Eurowet offers full consolidated up-to-date texts of all legislation that is of interest for the food & drink sector.

Coreper (institutional)
Abbreviation used to refer to the committee of permanent representatives to the European Union. The committee is made up by the representatives (ambassadors or their represemtatives) of the EU countries. They prepare the proposals for the Council. Chairman is the ambassador from the member state holding the rotating EU presidency at the time. The coreper discusses the proposals and drafts for laws tabled by the European Commission, before they are put on the agenda for the European Council.
Court of Justice (institutional)

The Court of Justice, together with the General Court, forms the Court of Justice of the European Union whose aim is to ensure the uniform interpretation of EU law and that EU countries and institutions respect the law.
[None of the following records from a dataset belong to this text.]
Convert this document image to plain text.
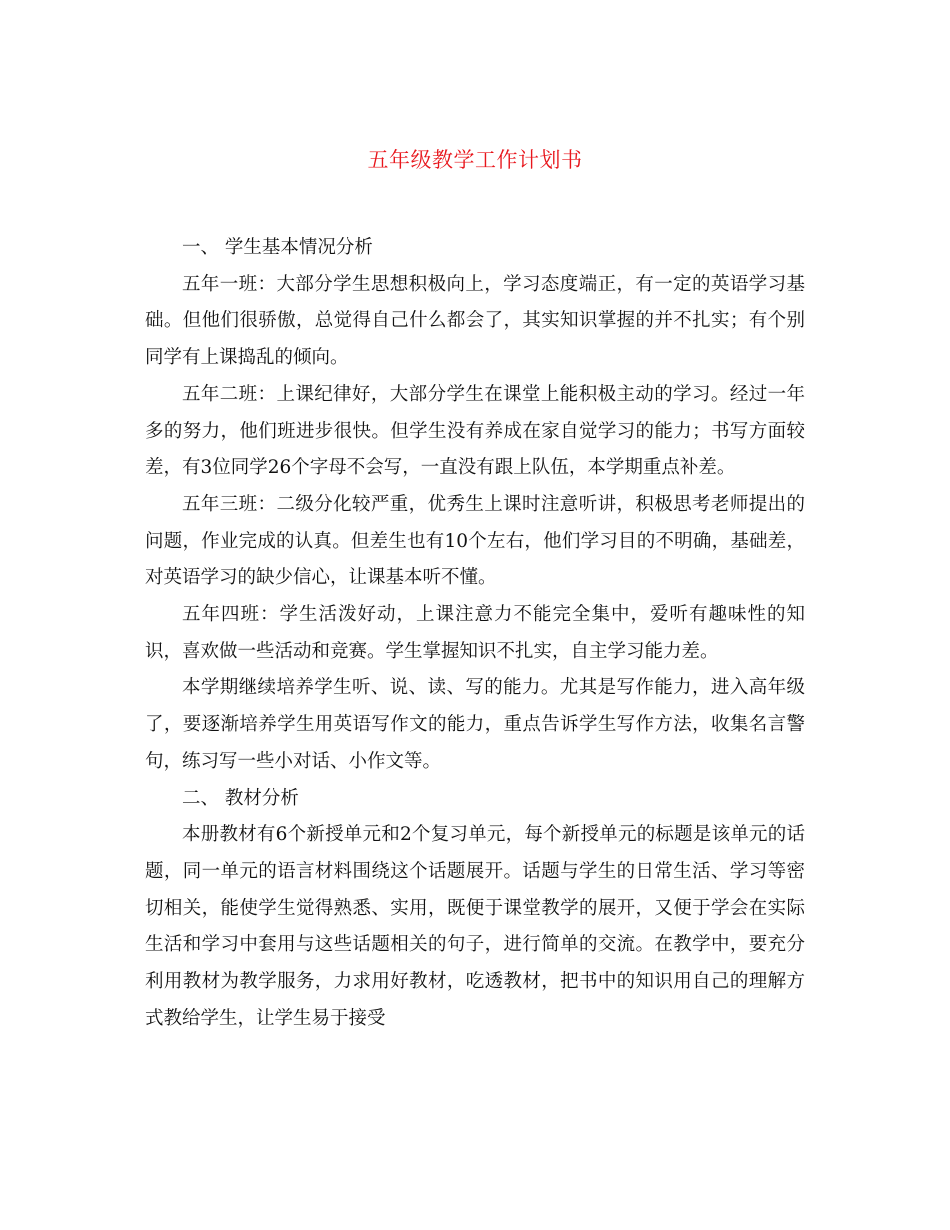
五年级教学工作计划书

一、 学生基本情况分析

五年一班：大部分学生思想积极向上，学习态度端正，有一定的英语学习基础。但他们很骄傲，总觉得自己什么都会了，其实知识掌握的并不扎实；有个别同学有上课捣乱的倾向。

五年二班：上课纪律好，大部分学生在课堂上能积极主动的学习。经过一年多的努力，他们班进步很快。但学生没有养成在家自觉学习的能力；书写方面较差，有3位同学26个字母不会写，一直没有跟上队伍，本学期重点补差。

五年三班：二级分化较严重，优秀生上课时注意听讲，积极思考老师提出的问题，作业完成的认真。但差生也有10个左右，他们学习目的不明确，基础差，对英语学习的缺少信心，让课基本听不懂。

五年四班：学生活泼好动，上课注意力不能完全集中，爱听有趣味性的知识，喜欢做一些活动和竞赛。学生掌握知识不扎实，自主学习能力差。

本学期继续培养学生听、说、读、写的能力。尤其是写作能力，进入高年级了，要逐渐培养学生用英语写作文的能力，重点告诉学生写作方法，收集名言警句，练习写一些小对话、小作文等。

二、 教材分析

本册教材有6个新授单元和2个复习单元，每个新授单元的标题是该单元的话题，同一单元的语言材料围绕这个话题展开。话题与学生的日常生活、学习等密切相关，能使学生觉得熟悉、实用，既便于课堂教学的展开，又便于学会在实际生活和学习中套用与这些话题相关的句子，进行简单的交流。在教学中，要充分利用教材为教学服务，力求用好教材，吃透教材，把书中的知识用自己的理解方式教给学生，让学生易于接受
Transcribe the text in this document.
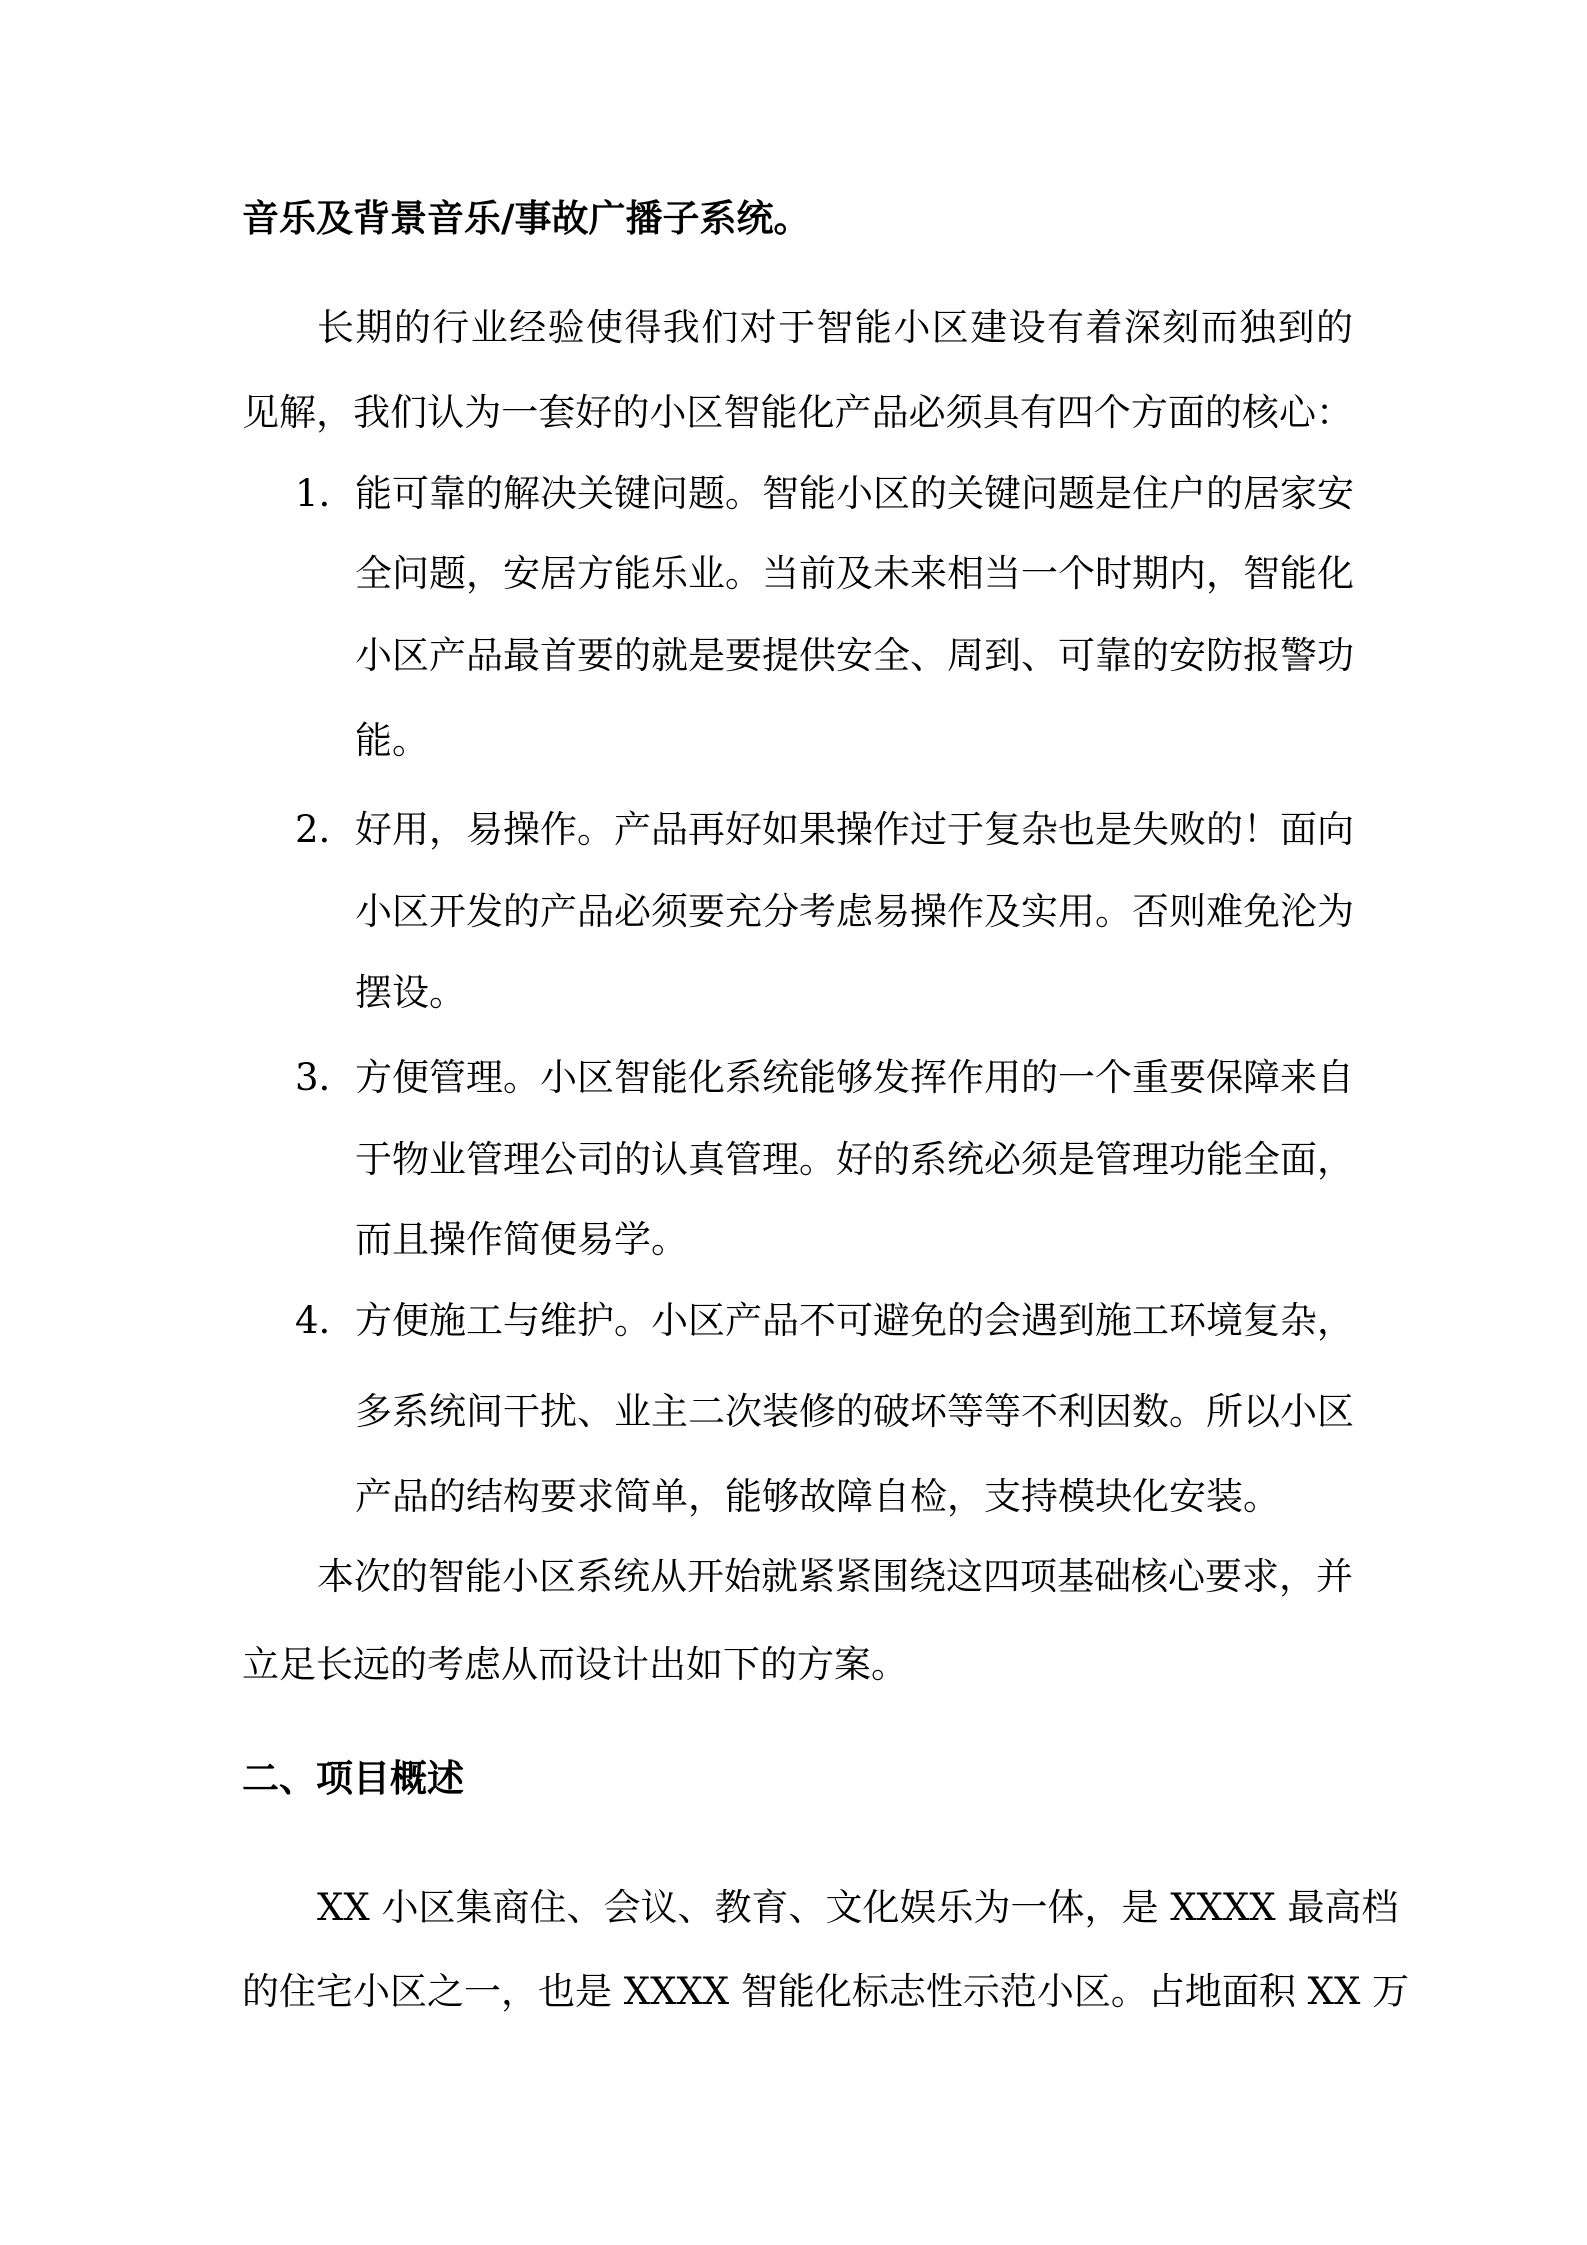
音乐及背景音乐/事故广播子系统。
长期的行业经验使得我们对于智能小区建设有着深刻而独到的
见解，我们认为一套好的小区智能化产品必须具有四个方面的核心：
1. 能可靠的解决关键问题。智能小区的关键问题是住户的居家安
全问题，安居方能乐业。当前及未来相当一个时期内，智能化
小区产品最首要的就是要提供安全、周到、可靠的安防报警功
能。
2. 好用，易操作。产品再好如果操作过于复杂也是失败的！面向
小区开发的产品必须要充分考虑易操作及实用。否则难免沦为
摆设。
3. 方便管理。小区智能化系统能够发挥作用的一个重要保障来自
于物业管理公司的认真管理。好的系统必须是管理功能全面，
而且操作简便易学。
4. 方便施工与维护。小区产品不可避免的会遇到施工环境复杂，
多系统间干扰、业主二次装修的破坏等等不利因数。所以小区
产品的结构要求简单，能够故障自检，支持模块化安装。
本次的智能小区系统从开始就紧紧围绕这四项基础核心要求，并
立足长远的考虑从而设计出如下的方案。
二、项目概述
XX 小区集商住、会议、教育、文化娱乐为一体，是 XXXX 最高档
的住宅小区之一，也是 XXXX 智能化标志性示范小区。占地面积 XX 万
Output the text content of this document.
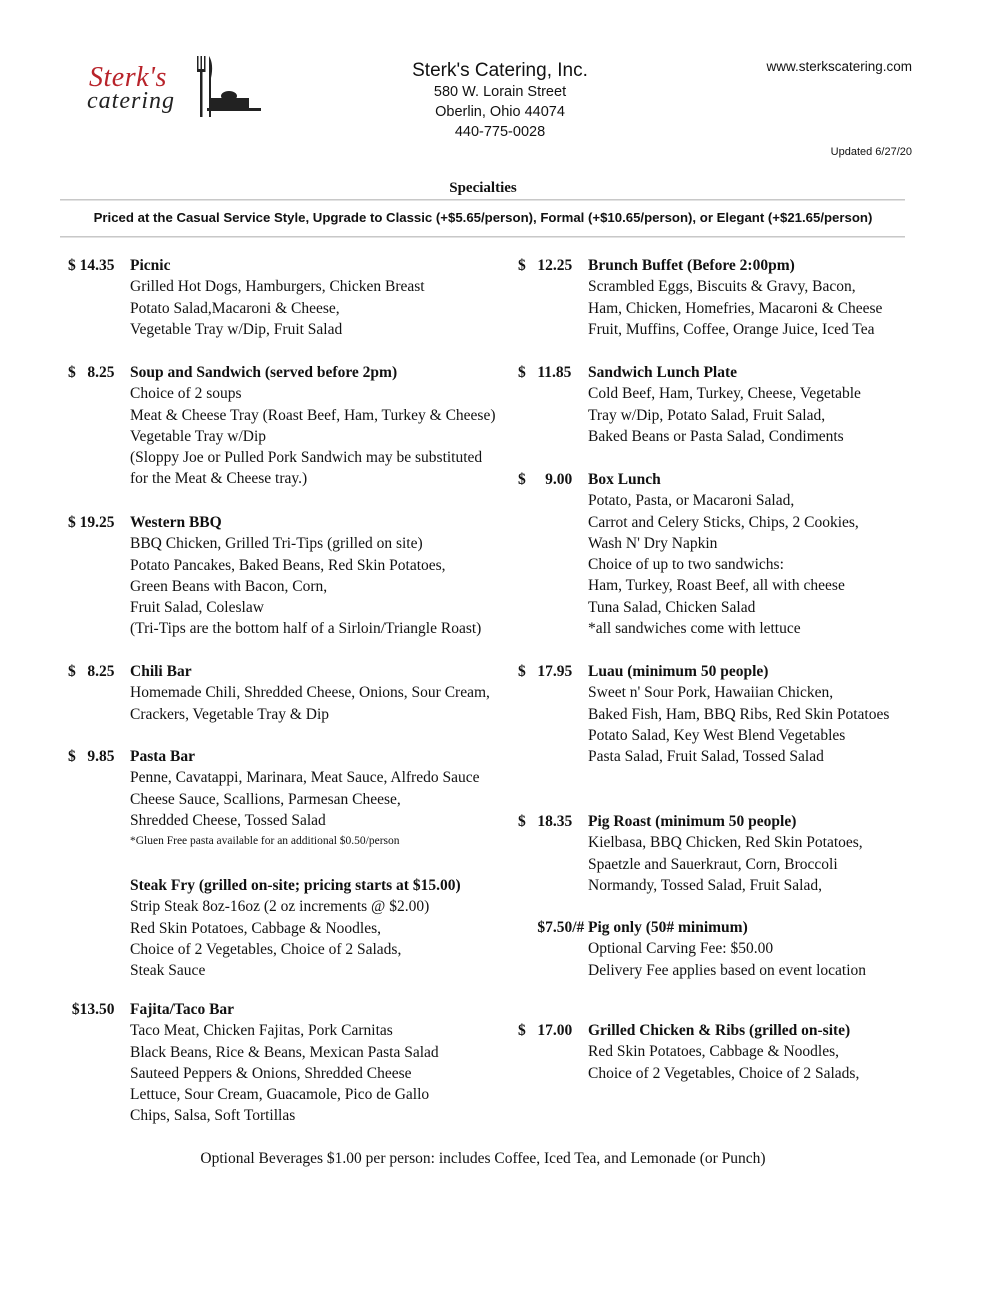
Sterk's
catering
Sterk's Catering, Inc.
580 W. Lorain Street
Oberlin, Ohio 44074
440-775-0028
www.sterkscatering.com
Updated 6/27/20
Specialties
Priced at the Casual Service Style, Upgrade to Classic (+$5.65/person), Formal (+$10.65/person), or Elegant (+$21.65/person)
$ 14.35	Picnic
Grilled Hot Dogs, Hamburgers, Chicken Breast
Potato Salad,Macaroni & Cheese,
Vegetable Tray w/Dip, Fruit Salad
$   8.25	Soup and Sandwich (served before 2pm)
Choice of 2 soups
Meat & Cheese Tray (Roast Beef, Ham, Turkey & Cheese)
Vegetable Tray w/Dip
(Sloppy Joe or Pulled Pork Sandwich may be substituted
for the Meat & Cheese tray.)
$ 19.25	Western BBQ
BBQ Chicken, Grilled Tri-Tips (grilled on site)
Potato Pancakes, Baked Beans, Red Skin Potatoes,
Green Beans with Bacon, Corn,
Fruit Salad, Coleslaw
(Tri-Tips are the bottom half of a Sirloin/Triangle Roast)
$   8.25	Chili Bar
Homemade Chili, Shredded Cheese, Onions, Sour Cream,
Crackers, Vegetable Tray & Dip
$   9.85	Pasta Bar
Penne, Cavatappi, Marinara, Meat Sauce, Alfredo Sauce
Cheese Sauce, Scallions, Parmesan Cheese,
Shredded Cheese, Tossed Salad
*Gluen Free pasta available for an additional $0.50/person
Steak Fry (grilled on-site; pricing starts at $15.00)
Strip Steak 8oz-16oz (2 oz increments @ $2.00)
Red Skin Potatoes, Cabbage & Noodles,
Choice of 2 Vegetables, Choice of 2 Salads,
Steak Sauce
$13.50	Fajita/Taco Bar
Taco Meat, Chicken Fajitas, Pork Carnitas
Black Beans, Rice & Beans, Mexican Pasta Salad
Sauteed Peppers & Onions, Shredded Cheese
Lettuce, Sour Cream, Guacamole, Pico de Gallo
Chips, Salsa, Soft Tortillas
$   12.25	Brunch Buffet (Before 2:00pm)
Scrambled Eggs, Biscuits & Gravy, Bacon,
Ham, Chicken, Homefries, Macaroni & Cheese
Fruit, Muffins, Coffee, Orange Juice, Iced Tea
$   11.85	Sandwich Lunch Plate
Cold Beef, Ham, Turkey, Cheese, Vegetable
Tray w/Dip, Potato Salad, Fruit Salad,
Baked Beans or Pasta Salad, Condiments
$     9.00	Box Lunch
Potato, Pasta, or Macaroni Salad,
Carrot and Celery Sticks, Chips, 2 Cookies,
Wash N' Dry Napkin
Choice of up to two sandwichs:
Ham, Turkey, Roast Beef, all with cheese
Tuna Salad, Chicken Salad
*all sandwiches come with lettuce
$   17.95	Luau (minimum 50 people)
Sweet n' Sour Pork, Hawaiian Chicken,
Baked Fish, Ham, BBQ Ribs, Red Skin Potatoes
Potato Salad, Key West Blend Vegetables
Pasta Salad, Fruit Salad, Tossed Salad
$   18.35	Pig Roast (minimum 50 people)
Kielbasa, BBQ Chicken, Red Skin Potatoes,
Spaetzle and Sauerkraut, Corn, Broccoli
Normandy, Tossed Salad, Fruit Salad,
$7.50/# Pig only (50# minimum)
Optional Carving Fee: $50.00
Delivery Fee applies based on event location
$   17.00	Grilled Chicken & Ribs (grilled on-site)
Red Skin Potatoes, Cabbage & Noodles,
Choice of 2 Vegetables, Choice of 2 Salads,
Optional Beverages $1.00 per person: includes Coffee, Iced Tea, and Lemonade (or Punch)
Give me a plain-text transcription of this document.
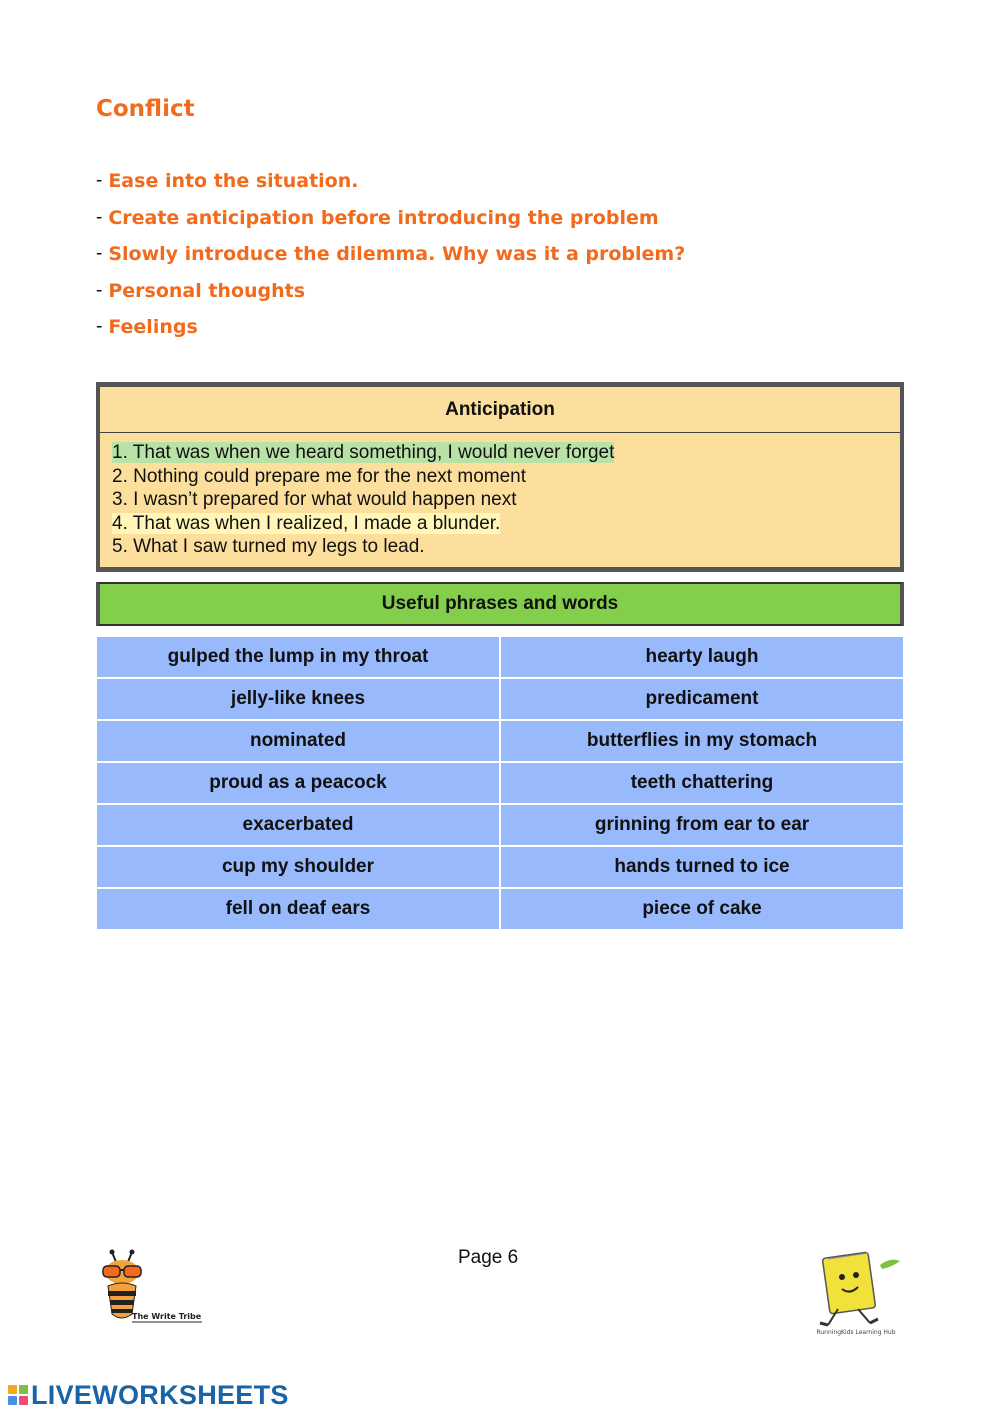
Conflict
- Ease into the situation.
- Create anticipation before introducing the problem
- Slowly introduce the dilemma. Why was it a problem?
- Personal thoughts
- Feelings
Anticipation
1. That was when we heard something, I would never forget
2. Nothing could prepare me for the next moment
3. I wasn’t prepared for what would happen next
4. That was when I realized, I made a blunder.
5. What I saw turned my legs to lead.
Useful phrases and words
gulped the lump in my throat	hearty laugh
jelly-like knees	predicament
nominated	butterflies in my stomach
proud as a peacock	teeth chattering
exacerbated	grinning from ear to ear
cup my shoulder	hands turned to ice
fell on deaf ears	piece of cake
Page 6
The Write Tribe
RunningKids Learning Hub
LIVEWORKSHEETS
The Court is responsible for dealing with:

  • references for preliminary rulings from national courts on interpretation of EU law;
  • actions brought by an EU country or the Commission against an EU country for infringing EU law;
  • some actions brought by an EU country for annulment of a measure adopted by an EU institution;
  • actions against an EU institution for failure to act;appeals on points of law against judgments of the General Court.
The Court is composed of 28 judges (1 from each EU country) and 11 advocates-general, who present opinions on cases brought before the Court. They are appointed by common accord of EU countries for 6 years.